EPS graphics print poorly from PowerPoint 2007
Problem
When you print slides that include inserted EPS graphics to a PostScript printer or to a printer driver that makes PDFs (Adobe Acrobat, Jaws PDF Creator, several of the free PDF programs based on GhostScript), the quality of the graphic is poor. Text may look distorted and can get converted into graphics rather than editable text; gradients become blocky, etc.
In addition, links in the PowerPoint file aren't converted to equivalent links in the PDF when you use some PDF-assist add-ins.
The same problem does not occur in PowerPoint 2003 and earlier.
Solution
Microsoft has released a hotfix for Office 2007 that solves this problem
Background
In the mid-1980s, Adobe published a fairly comprehensive and simple set of specifications for how programs should import and print EPS graphics; these are freely available.

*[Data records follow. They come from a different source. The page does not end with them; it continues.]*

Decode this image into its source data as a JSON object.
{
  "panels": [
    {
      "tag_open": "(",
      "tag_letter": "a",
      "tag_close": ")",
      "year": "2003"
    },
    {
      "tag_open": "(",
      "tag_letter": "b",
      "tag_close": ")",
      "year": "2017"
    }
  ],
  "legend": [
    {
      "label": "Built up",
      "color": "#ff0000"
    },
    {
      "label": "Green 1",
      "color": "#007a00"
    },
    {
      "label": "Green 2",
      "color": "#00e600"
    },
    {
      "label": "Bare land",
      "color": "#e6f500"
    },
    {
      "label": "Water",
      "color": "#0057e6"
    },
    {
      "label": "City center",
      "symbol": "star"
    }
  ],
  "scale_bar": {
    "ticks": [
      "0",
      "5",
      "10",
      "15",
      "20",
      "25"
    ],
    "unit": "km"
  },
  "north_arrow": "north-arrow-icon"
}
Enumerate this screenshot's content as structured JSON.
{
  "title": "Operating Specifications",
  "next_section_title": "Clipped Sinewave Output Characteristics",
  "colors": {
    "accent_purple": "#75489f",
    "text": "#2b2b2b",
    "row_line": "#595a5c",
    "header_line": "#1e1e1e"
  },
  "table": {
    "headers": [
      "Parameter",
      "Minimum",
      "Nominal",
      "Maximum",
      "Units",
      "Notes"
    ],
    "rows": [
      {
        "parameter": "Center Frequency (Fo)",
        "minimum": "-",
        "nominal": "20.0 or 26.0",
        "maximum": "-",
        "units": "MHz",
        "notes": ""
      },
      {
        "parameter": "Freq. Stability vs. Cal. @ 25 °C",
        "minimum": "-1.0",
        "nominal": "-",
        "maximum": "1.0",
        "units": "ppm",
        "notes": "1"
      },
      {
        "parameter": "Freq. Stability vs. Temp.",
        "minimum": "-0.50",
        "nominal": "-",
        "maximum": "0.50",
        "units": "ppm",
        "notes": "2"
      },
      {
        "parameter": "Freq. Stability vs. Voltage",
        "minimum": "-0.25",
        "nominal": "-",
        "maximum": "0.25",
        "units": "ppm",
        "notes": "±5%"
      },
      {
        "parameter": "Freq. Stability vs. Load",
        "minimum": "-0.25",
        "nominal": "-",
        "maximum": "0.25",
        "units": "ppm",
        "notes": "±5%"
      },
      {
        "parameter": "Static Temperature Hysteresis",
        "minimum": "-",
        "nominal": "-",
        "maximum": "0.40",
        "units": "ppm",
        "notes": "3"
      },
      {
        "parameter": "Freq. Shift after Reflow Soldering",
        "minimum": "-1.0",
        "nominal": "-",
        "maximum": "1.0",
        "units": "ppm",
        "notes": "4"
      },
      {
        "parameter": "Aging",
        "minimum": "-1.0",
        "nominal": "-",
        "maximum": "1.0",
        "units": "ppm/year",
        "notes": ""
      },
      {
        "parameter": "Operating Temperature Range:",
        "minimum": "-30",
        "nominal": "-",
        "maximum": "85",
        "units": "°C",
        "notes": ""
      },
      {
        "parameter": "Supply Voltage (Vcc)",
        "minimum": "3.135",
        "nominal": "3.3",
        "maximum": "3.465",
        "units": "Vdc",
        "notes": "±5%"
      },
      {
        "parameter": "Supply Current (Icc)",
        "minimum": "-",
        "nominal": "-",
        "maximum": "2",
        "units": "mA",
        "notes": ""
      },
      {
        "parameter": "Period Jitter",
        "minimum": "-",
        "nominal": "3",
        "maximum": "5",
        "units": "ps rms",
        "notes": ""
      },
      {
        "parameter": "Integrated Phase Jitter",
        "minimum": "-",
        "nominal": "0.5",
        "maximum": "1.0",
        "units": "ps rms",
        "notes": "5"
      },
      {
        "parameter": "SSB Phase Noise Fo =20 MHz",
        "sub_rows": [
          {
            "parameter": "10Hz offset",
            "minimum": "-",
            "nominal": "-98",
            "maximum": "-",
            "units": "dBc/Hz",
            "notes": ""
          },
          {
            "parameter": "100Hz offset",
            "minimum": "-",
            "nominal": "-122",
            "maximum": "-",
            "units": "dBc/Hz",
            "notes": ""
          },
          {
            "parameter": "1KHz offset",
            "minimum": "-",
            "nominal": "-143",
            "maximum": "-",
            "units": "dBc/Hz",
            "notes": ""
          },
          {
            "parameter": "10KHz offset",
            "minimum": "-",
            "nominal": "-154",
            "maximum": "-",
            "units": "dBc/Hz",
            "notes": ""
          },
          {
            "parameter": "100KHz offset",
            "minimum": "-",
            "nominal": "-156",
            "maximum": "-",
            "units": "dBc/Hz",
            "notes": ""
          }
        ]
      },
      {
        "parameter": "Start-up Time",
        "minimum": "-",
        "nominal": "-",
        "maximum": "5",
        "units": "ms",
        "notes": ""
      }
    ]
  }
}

PowerPoint 2007 doesn't follow the specs. Instead of passing the PostScript portion of the EPS graphics directly to PostScript printers as it should, it converts the Postscript to a preview image (in the rather limited EMF or WMF formats) and throws the actual PostScript (the good stuff) away. It uses its own preview image for display and printing purposes.
As a result, any intelligence built into the PostScript (and there's often a lot) gets tossed out and a relatively crude image is substituted.
The hotfix mentioned above changes this behavior and forces PowerPoint to retain the PostScript and pass it to the printer when it's appropriate.